The first breakfast involved fried eggs. Oh dear, I would be sure to break them. Would the detective mind cooking them? What a silly lack of confidence; mine would have been far superior to his over-cooked offerings.

The valet knocked on my door in some consternation. He had forgotten the Royal garters; plus fours without garters just don’t work. Would I please sew some?  Of course I wasn’t allowed to measure the Royal leg, but we managed between us. I could see the photograph of the Queen beside Prince Philip’s bed whenever I passed his room.

Following a short row to a nearby seabird island, I was left on board to look after the dinghy. After some long time, and bored with singing to the fascinated seals, I tied up the boat and went for a walk. We all returned to the dinghy simultaneously. Prince Philip surveyed my efforts at a nautical knot and asked “And whose knitting is this?”   

The highlight of the stay was a trip to Handa Island, famous for its seabirds. En route we came across two elderly women standing beside a mini in a ditch. Prince Philip, driving the lead Land Rover, braked hard, jumped out, and organised the party to lift out the drunken car. Turning to leave, he wagged a finger at the open-mouthed owners “Now don’t do that again.”

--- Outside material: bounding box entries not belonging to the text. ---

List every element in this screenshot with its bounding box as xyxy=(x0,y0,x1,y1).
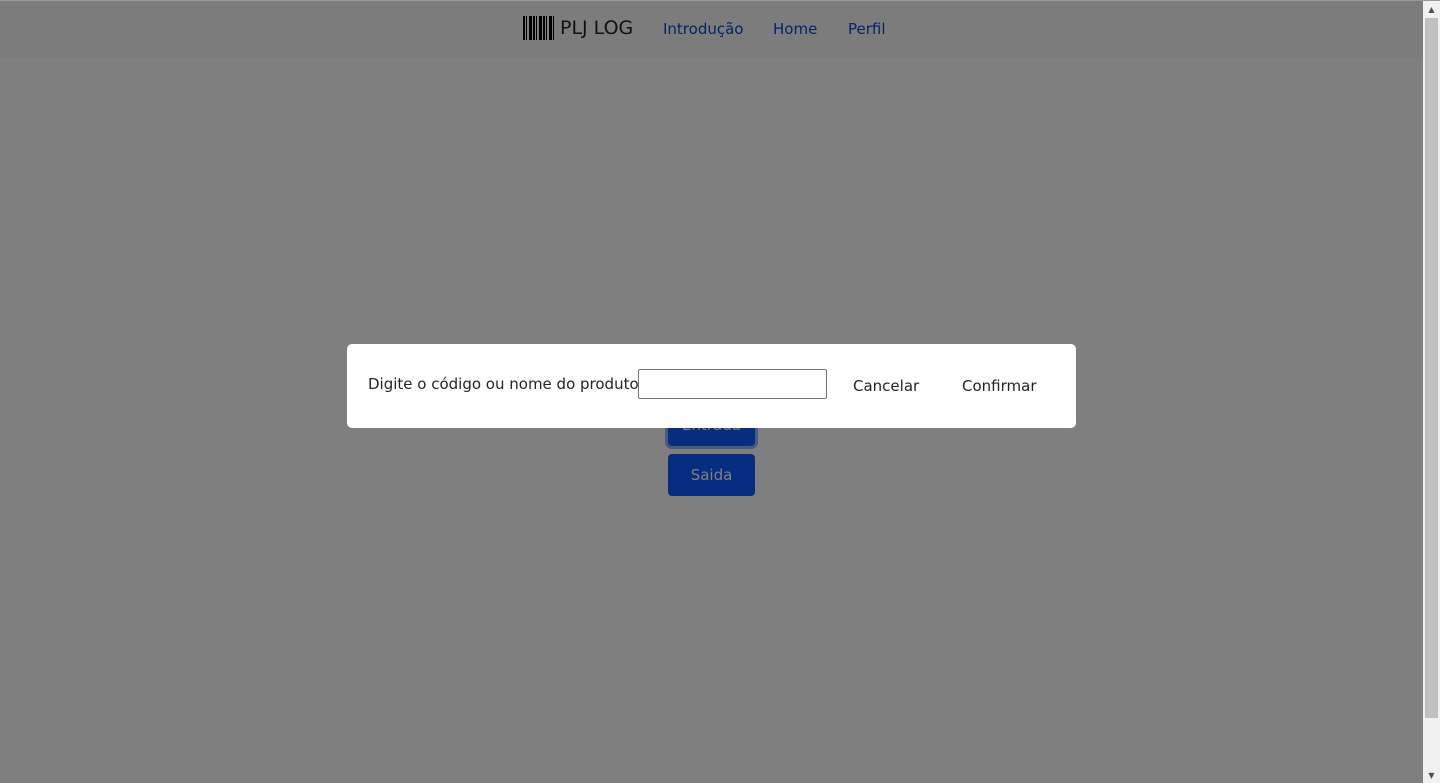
vertical-scrollbar[interactable]: ▲ ▼ xyxy=(1423,1,1440,783)
scroll-down-arrow-icon[interactable]: ▼ xyxy=(1423,767,1440,783)
cancel-button[interactable]: Cancelar xyxy=(853,369,919,403)
product-search-label: Digite o código ou nome do produto: xyxy=(368,375,644,393)
confirm-button[interactable]: Confirmar xyxy=(962,369,1036,403)
scrollbar-thumb[interactable] xyxy=(1425,18,1438,718)
product-search-input[interactable] xyxy=(638,369,827,399)
scroll-up-arrow-icon[interactable]: ▲ xyxy=(1423,1,1440,18)
page: PLJ LOG Introdução Home Perfil Entrada S… xyxy=(0,0,1440,783)
product-search-modal: Digite o código ou nome do produto: Canc… xyxy=(347,344,1076,428)
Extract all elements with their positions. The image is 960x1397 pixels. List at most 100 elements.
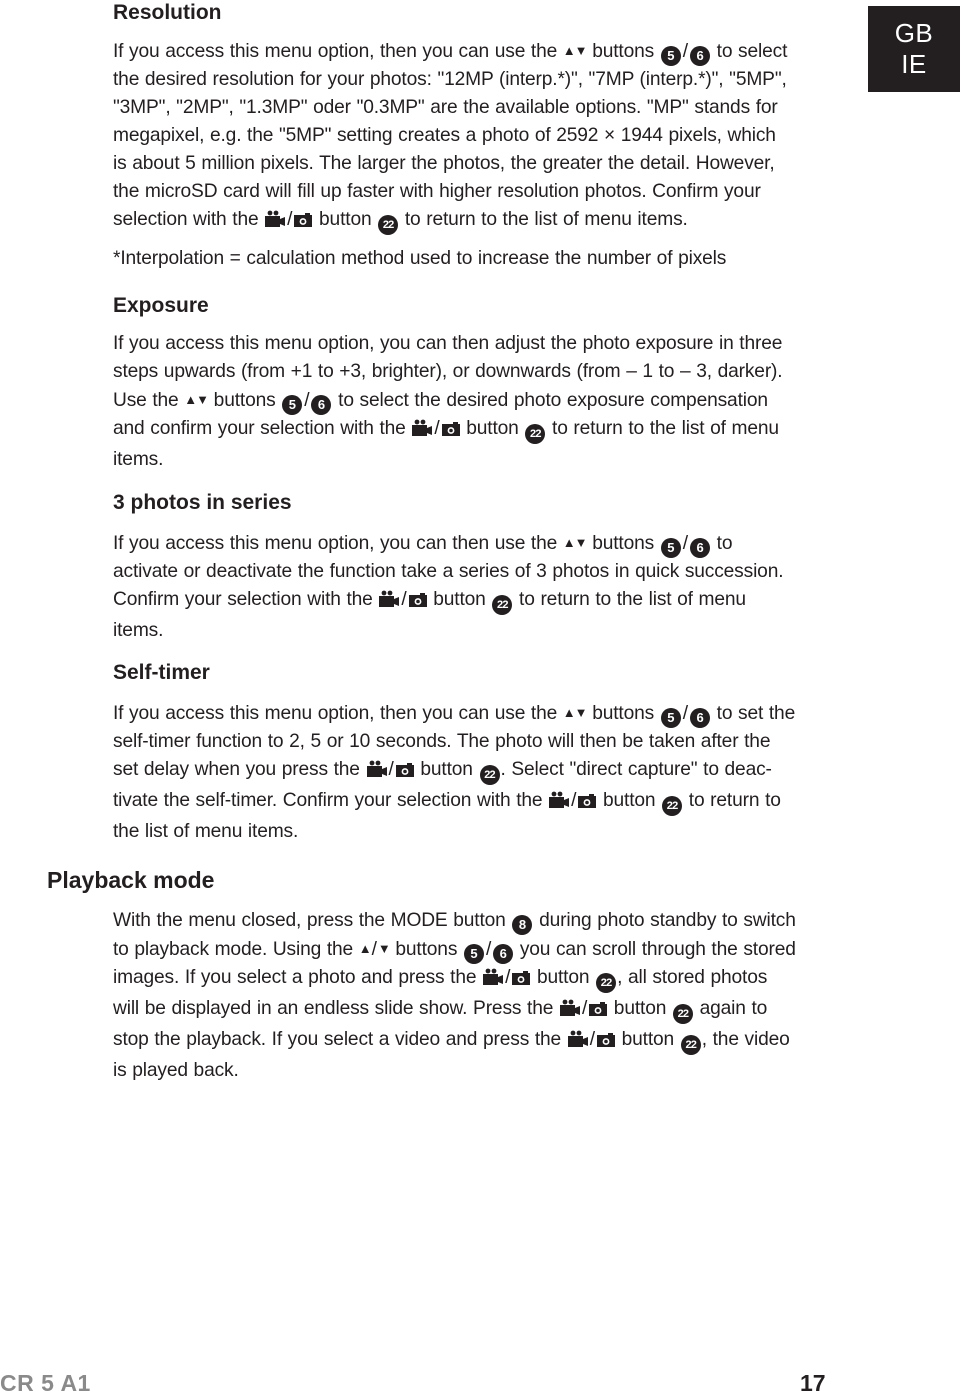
text-line: With the menu closed, press the MODE but… xyxy=(113,907,843,935)
section-heading-3-photos-in-series: 3 photos in series xyxy=(113,491,292,514)
text-run: buttons xyxy=(586,703,660,724)
text-run: tivate the self-timer. Confirm your sele… xyxy=(113,790,549,811)
text-run: button xyxy=(531,967,596,988)
number-badge-22: 22 xyxy=(525,424,546,444)
photo-camera-icon xyxy=(441,418,461,446)
paragraph-exposure: If you access this menu option, you can … xyxy=(113,330,843,474)
text-line: activate or deactivate the function take… xyxy=(113,558,843,586)
text-line: If you access this menu option, you can … xyxy=(113,330,843,358)
paragraph-playback-mode: With the menu closed, press the MODE but… xyxy=(113,907,843,1085)
text-run: is played back. xyxy=(113,1060,239,1081)
language-code-ie: IE xyxy=(901,49,927,79)
video-camera-icon xyxy=(378,589,400,617)
text-line: the list of menu items. xyxy=(113,818,843,846)
text-run: to set the xyxy=(710,703,796,724)
up-down-arrows-icon: ▲▼ xyxy=(562,535,588,550)
slash-separator: / xyxy=(388,759,394,780)
text-run: . Select "direct capture" to deac- xyxy=(500,759,772,780)
text-line: Use the ▲▼ buttons 5/6 to select the des… xyxy=(113,386,843,415)
text-run: buttons xyxy=(586,41,660,62)
slash-separator: / xyxy=(287,209,293,230)
number-badge-6: 6 xyxy=(689,538,710,558)
video-camera-icon xyxy=(411,418,433,446)
photo-camera-icon xyxy=(395,759,415,787)
video-camera-icon xyxy=(548,790,570,818)
text-run: to xyxy=(710,533,733,554)
slash-separator: / xyxy=(589,1029,595,1050)
text-run: during photo standby to switch xyxy=(533,910,796,931)
number-badge-22: 22 xyxy=(479,765,500,785)
text-line: will be displayed in an endless slide sh… xyxy=(113,995,843,1026)
text-run: button xyxy=(427,589,492,610)
text-run: items. xyxy=(113,620,164,641)
number-badge-5: 5 xyxy=(660,708,681,728)
number-badge-6: 6 xyxy=(689,46,710,66)
text-run: to return to the list of menu xyxy=(513,589,746,610)
text-run: button xyxy=(608,998,672,1019)
text-run: the desired resolution for your photos: … xyxy=(113,69,787,90)
photo-camera-icon xyxy=(577,790,597,818)
photo-camera-icon xyxy=(596,1029,616,1057)
text-line: Confirm your selection with the / button… xyxy=(113,586,843,617)
number-badge-8: 8 xyxy=(512,915,533,935)
photo-camera-icon xyxy=(511,967,531,995)
text-run: button xyxy=(414,759,479,780)
paragraph-self-timer: If you access this menu option, then you… xyxy=(113,699,843,846)
slash-separator: / xyxy=(304,390,310,411)
slash-separator: / xyxy=(371,939,377,960)
up-down-arrows-icon: ▲▼ xyxy=(184,392,209,407)
slash-separator: / xyxy=(401,589,407,610)
text-run: , all stored photos xyxy=(617,967,768,988)
text-run: activate or deactivate the function take… xyxy=(113,561,784,582)
text-run: and confirm your selection with the xyxy=(113,418,412,439)
text-run: buttons xyxy=(586,533,660,554)
photo-camera-icon xyxy=(588,998,608,1026)
number-badge-6: 6 xyxy=(493,944,514,964)
section-heading-self-timer: Self-timer xyxy=(113,661,210,684)
paragraph-resolution: If you access this menu option, then you… xyxy=(113,37,843,237)
slash-separator: / xyxy=(505,967,511,988)
up-down-arrows-icon: ▲▼ xyxy=(562,43,588,58)
video-camera-icon xyxy=(366,759,388,787)
number-badge-5: 5 xyxy=(282,395,303,415)
text-run: *Interpolation = calculation method used… xyxy=(113,248,727,269)
text-run: stop the playback. If you select a video… xyxy=(113,1029,567,1050)
text-run: to select the desired photo exposure com… xyxy=(332,390,768,411)
paragraph-3-photos-in-series: If you access this menu option, you can … xyxy=(113,529,843,645)
text-run: to return to xyxy=(683,790,781,811)
section-heading-resolution: Resolution xyxy=(113,1,222,24)
text-line: "3MP", "2MP", "1.3MP" oder "0.3MP" are t… xyxy=(113,94,843,122)
text-line: If you access this menu option, you can … xyxy=(113,529,843,558)
number-badge-5: 5 xyxy=(660,538,681,558)
text-run: buttons xyxy=(389,939,463,960)
language-tab: GB IE xyxy=(868,6,960,92)
text-run: images. If you select a photo and press … xyxy=(113,967,483,988)
text-run: again to xyxy=(693,998,768,1019)
up-down-arrows-icon: ▲▼ xyxy=(562,705,588,720)
text-line: selection with the / button 22 to return… xyxy=(113,206,843,237)
text-line: and confirm your selection with the / bu… xyxy=(113,415,843,446)
text-run: you can scroll through the stored xyxy=(514,939,796,960)
slash-separator: / xyxy=(571,790,577,811)
text-line: items. xyxy=(113,617,843,645)
text-run: button xyxy=(597,790,662,811)
footer-page-number: 17 xyxy=(800,1370,826,1396)
slash-separator: / xyxy=(485,939,492,960)
number-badge-22: 22 xyxy=(662,796,683,816)
slash-separator: / xyxy=(682,533,688,554)
text-run: "3MP", "2MP", "1.3MP" oder "0.3MP" are t… xyxy=(113,97,778,118)
text-line: If you access this menu option, then you… xyxy=(113,37,843,66)
text-run: button xyxy=(313,209,378,230)
text-run: With the menu closed, press the MODE but… xyxy=(113,910,512,931)
text-run: Confirm your selection with the xyxy=(113,589,379,610)
paragraph-interpolation-note: *Interpolation = calculation method used… xyxy=(113,245,843,273)
text-line: to playback mode. Using the ▲/▼ buttons … xyxy=(113,935,843,964)
text-run: If you access this menu option, you can … xyxy=(113,533,563,554)
text-line: is played back. xyxy=(113,1057,843,1085)
text-line: the microSD card will fill up faster wit… xyxy=(113,178,843,206)
text-line: images. If you select a photo and press … xyxy=(113,964,843,995)
text-run: steps upwards (from +1 to +3, brighter),… xyxy=(113,361,783,382)
up-arrow-icon: ▲ xyxy=(358,941,372,956)
text-line: stop the playback. If you select a video… xyxy=(113,1026,843,1057)
text-line: items. xyxy=(113,446,843,474)
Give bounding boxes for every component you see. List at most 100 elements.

We had a delightful day on the island, dive-bombed by skuas, so many subjects for the camera, and eventually a dip in the loch. I had been led discreetly away by Aubrey, but I’m sure Prince Philip would have had no qualms about skinny dipping with me. Bryan later reported that, as expected, Prince Philip dived in first. He came up clawing weed from his face “be careful, it’s very shallow.”